Halil BERKTAY
Atatürkçülükle tarih ve tarihçilik üzerinden girdiğim, yer yer özeleştirel bu hesaplaşmayı, otobiyografik bir notla bitirmek istiyorum. Ben bugüne nasıl geldim ? Ortaçağ ekonomisi ve feodalizm tartışmalarından, Türk milliyetçiliği, Ermeni soykırımı, ulus-devlet ve Atatürkçülük sorunlarına nereden geçiş yaptım ? Bu, kendi kendimi nasıl gördüğüm ve çözümlediğimin de ötesinde, toplumun, medyanın, bir kısım solun bana bakışında nelere yol açtı ? Niçin, artık asla hiçbir şeye bağlılık yemini etmem ? Bilim ve tarih, ne oldu da benim için bir merak ve meslek olmayı aştı; başlı başına bir ahlâk ve yaşam ilkesi, varoluş tarzı haline geldi ?
Bazı şeyleri yaşayarak öğrenirsiniz.

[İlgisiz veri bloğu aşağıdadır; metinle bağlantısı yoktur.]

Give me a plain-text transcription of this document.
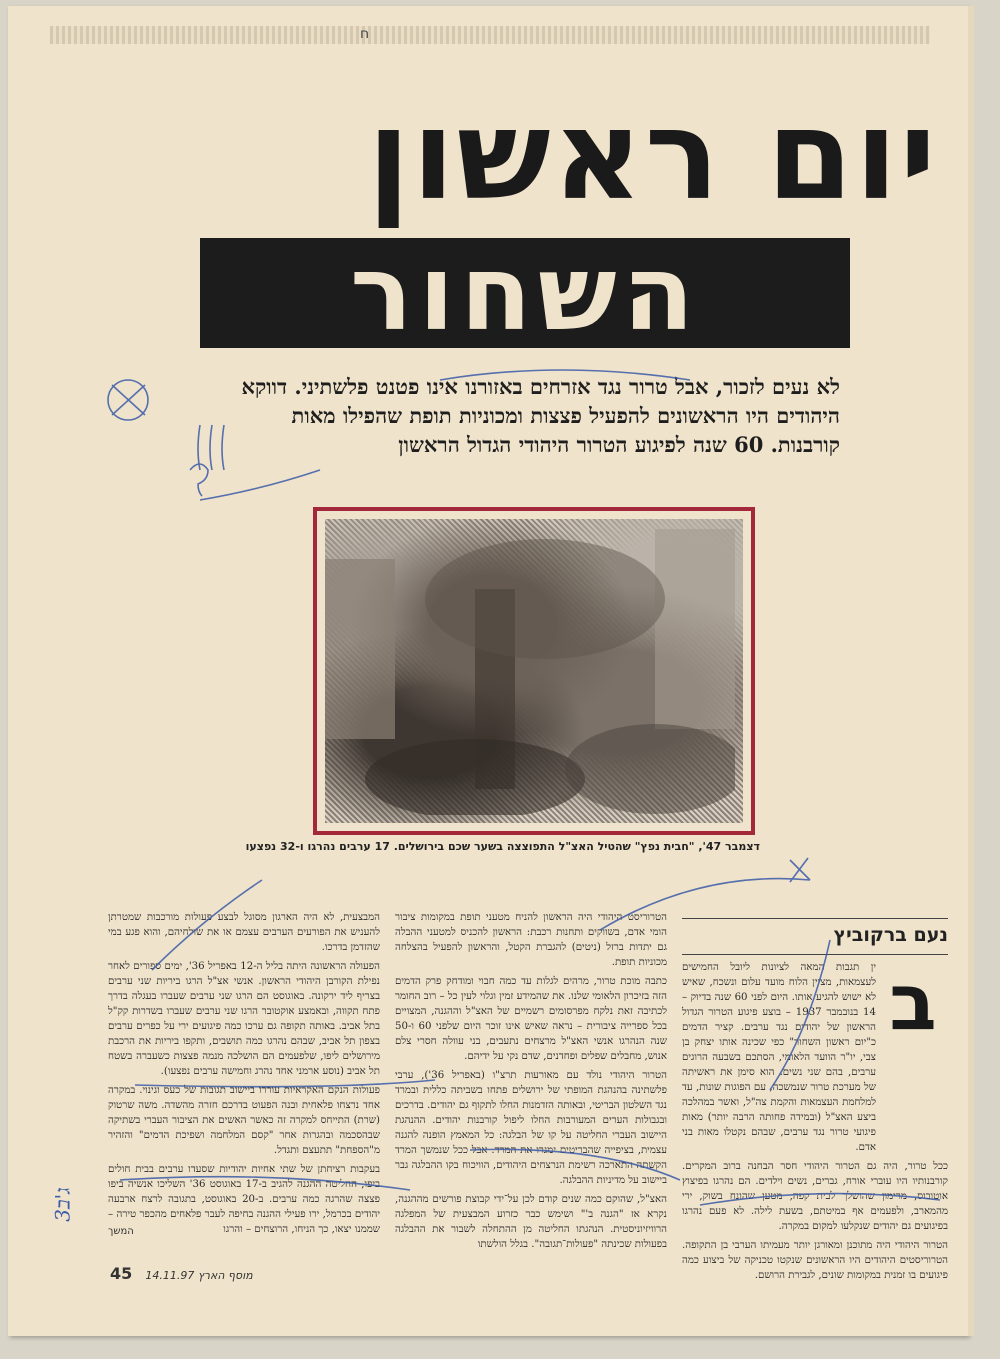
ח
יום ראשון
השחור
לא נעים לזכור, אבל טרור נגד אזרחים באזורנו אינו פטנט פלשתיני. דווקא היהודים היו הראשונים להפעיל פצצות ומכוניות תופת שהפילו מאות קורבנות. 60 שנה לפיגוע הטרור היהודי הגדול הראשון
דצמבר 47', "חבית נפץ" שהטיל האצ"ל התפוצצה בשער שכם בירושלים. 17 ערבים נהרגו ו-32 נפצעו
נעם ברקוביץ
ב

ין תגבות המאה לציונות ליובל החמישים לעצמאות, מציין הלוח מועד עלום ונשכח, שאיש לא ישוש להגיע אותו. היום לפני 60 שנה בדיוק – 14 בנובמבר 1937 – בוצע פיגוע הטרור הגדול הראשון של יהודים נגד ערבים. קציר הדמים כ"יום ראשון השחור" כפי שכינה אותו יצחק בן צבי, יו"ר הוועד הלאומי, הסתכם בשבעה הרוגים ערבים, בהם שני נשים. הוא סימן את ראשיתה של מערכת טרור שנמשכה, עם הפוגות שונות, עד למלחמת העצמאות והקמת צה"ל, ואשר במהלכה ביצע האצ"ל (ובמידה פחותה הרבה יותר) מאות פיגועי טרור נגד ערבים, שבהם נקטלו מאות בני אדם.

ככל טרור, היה גם הטרור היהודי חסר הבחנה ברוב המקרים. קורבנותיו היו עוברי אורח, גברים, נשים וילדים. הם נהרגו בפיצוץ אוטובוס, מרימון שהושלך לבית קפה, מטען שהונח בשוק, ירי מהמארב, ולפעמים אף במיטתם, בשעת לילה. לא פעם נהרגו בפיגועים גם יהודים שנקלעו למקום במקרה.

הטרור היהודי היה מתוכנן ומאורגן יותר מעמיתו הערבי בן התקופה. הטרוריסטים היהודים היו הראשונים שנקטו טכניקה של ביצוע כמה פיגועים בו זמנית במקומות שונים, לגבירת הרושם.

הטרוריסט היהודי היה הראשון להניח מטעני תופת במקומות ציבור הומי אדם, בשווקים ותחנות רכבת: הראשון להכניס למטעני ההבלה גם יתדות ברזל (ניטים) להגברת הקטל, והראשון להפעיל בהצלחה מכוניות תופת.

כתבה מוכת טרור, מרהים לגלות עד כמה חבוי ומודחק פרק הדמים הזה בזיכרון הלאומי שלנו. את שהמידע זמין וגלוי לעין כל – רוב החומר לכתיבה זאת נלקח מפרסומים רשמיים של האצ"ל וההגנה, המצויים בכל ספרייה ציבורית – נראה שאיש אינו זוכר היום שלפני 60 ו-50 שנה הנהרגו אנשי האצ"ל מרצחים נתעבים, בני עוולה חסרי צלם אנוש, מחבלים שפלים ופחדנים, שדם נקי על ידיהם.

הטרור היהודי נולד עם מאורעות תרצ"ו (באפריל 36'), ערבי פלשתינה בהנהגת המופתי של ירושלים פתחו בשביתה כללית ובמרד נגד השלטון הבריטי, ובאותה הזדמנות החלו לתקוף גם יהודים. בדרכים ובגבולות הערים המעורבות החלו ליפול קורבנות יהודים. ההנהגת היישוב העברי החליטה על קו של הבלגה: כל המאמץ הופנה להגנה עצמית, בציפייה שהבריטים ימגרו את המרד. אבל ככל שנמשך המרד הקשתה התארכה רשימת הנרצחים היהודים, הוויכוח בקו ההבלגה גבר ביישוב על מדיניות ההבלגה.

האצ"ל, שהוקם כמה שנים קודם לכן על־ידי קבוצת פורשים מההגנה, נקרא אז "הגנה ב'" ושימש כבר כזרוע המבצעית של המפלגה הרוויזיוניסטית. הנהגתו החליטה מן ההתחלה לשבור את ההבלגה בפעולות שכינתה "פעולות־תגובה". בגלל הולשתו

המבצעית, לא היה הארגון מסוגל לבצע פעולות מורכבות שמטרתן להעניש את הפורעים הערבים עצמם או את שולחיהם, והוא פגע במי שהזדמן בדרכו.

הפעולה הראשונה היתה בליל ה-12 באפריל 36', ימים ספורים לאחר נפילת הקורבן היהודי הראשון. אנשי אצ"ל הרגו ביריות שני ערבים בצריף ליד ירקונה. באוגוסט הם הרגו שני ערבים שעברו בעגלה בדרך פתח תקווה, ובאמצע אוקטובר הרגו שני ערבים שעברו בשדרות קק"ל בתל אביב. באותה תקופה גם ערכו כמה פיגועים ירי על כפרים ערבים בצפון תל אביב, שבהם נהרגו כמה תושבים, ותקפו ביריות את הרכבת מירושלים ליפו, שלפעמים הם הושלכה מנמה פצצות כשעברה בשטח תל אביב (נוסע ארמני אחד נהרג וחמישה ערבים נפצעו).

פעולות הנקם האקראיות עוררו ביישוב תגובות של כעס וגינוי. במקרה אחד נרצחו פלאחית ובנה הפעוט בדרכם חזרה מהשדה. משה שרטוק (שרת) התייחס למקרה זה כאשר האשים את הציבור העברי בשתיקה שבהסכמה ובהגרות אחר "קסם המלחמה ושפיכת הדמים" והזהיר מ"הספחת" תתעצם ותגדל.

בעקבות רציחתן של שתי אחיות יהודיות שסעדו ערבים בבית חולים ביפו, החליטה ההגנה להגיב ב-17 באוגוסט 36' השליכו אנשיה ביפו פצצה שהרגה כמה ערבים. ב-20 באוגוסט, בתגובה לרצח ארבעה יהודים בכרמל, ירו פעילי ההגנה בחיפה לעבר פלאחים מהכפר טירה – שממנו יצאו, כך הניחו, הרוצחים – והרגו

המשך
45 מוסף הארץ 14.11.97
ג'ב3
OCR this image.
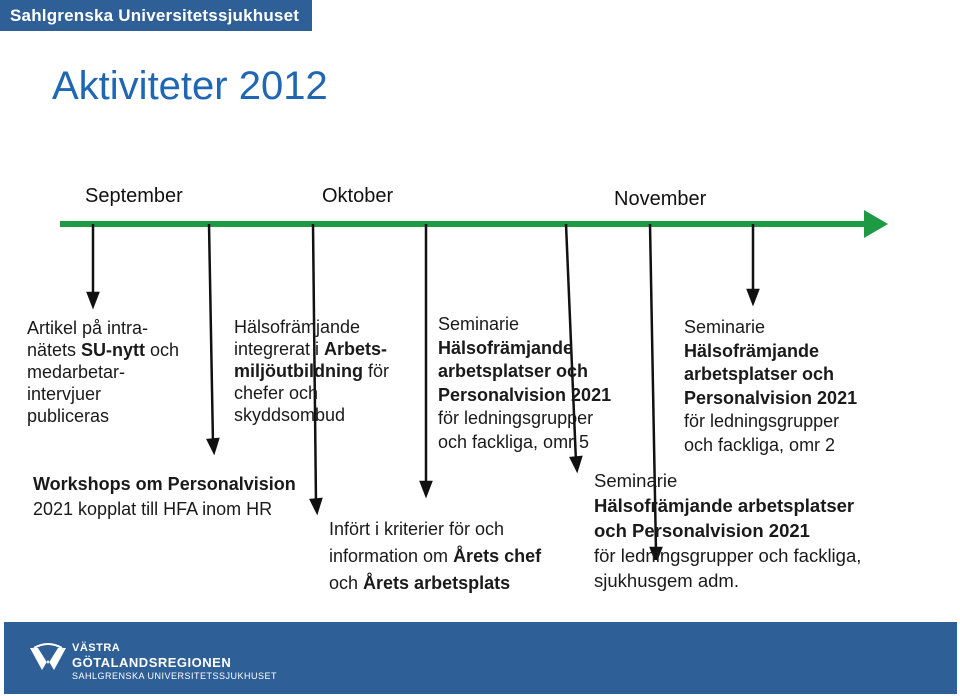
Sahlgrenska Universitetssjukhuset
Aktiviteter 2012
September	Oktober	November
Artikel på intra-
nätets SU-nytt och
medarbetar-
intervjuer
publiceras
Hälsofrämjande
integrerat i Arbets-
miljöutbildning för
chefer och
skyddsombud
Seminarie
Hälsofrämjande
arbetsplatser och
Personalvision 2021
för ledningsgrupper
och fackliga, omr 5
Seminarie
Hälsofrämjande
arbetsplatser och
Personalvision 2021
för ledningsgrupper
och fackliga, omr 2
Workshops om Personalvision
2021 kopplat till HFA inom HR
Infört i kriterier för och
information om Årets chef
och Årets arbetsplats
Seminarie
Hälsofrämjande arbetsplatser
och Personalvision 2021
för ledningsgrupper och fackliga,
sjukhusgem adm.
VÄSTRA
GÖTALANDSREGIONEN
SAHLGRENSKA UNIVERSITETSSJUKHUSET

Bir yanda siyasal aidiyetiniz ile diğer yanda bilim ve vicdan özgürlüğünüzün nerede çatışacağı; ya da siz kendinizi alabildiğine hür ve radikal sanırken, rejimin ve resmî ideolojinin asıl hassas konularının neler olduğunun, nerede, nasıl kafanıza vurulacağı gibi.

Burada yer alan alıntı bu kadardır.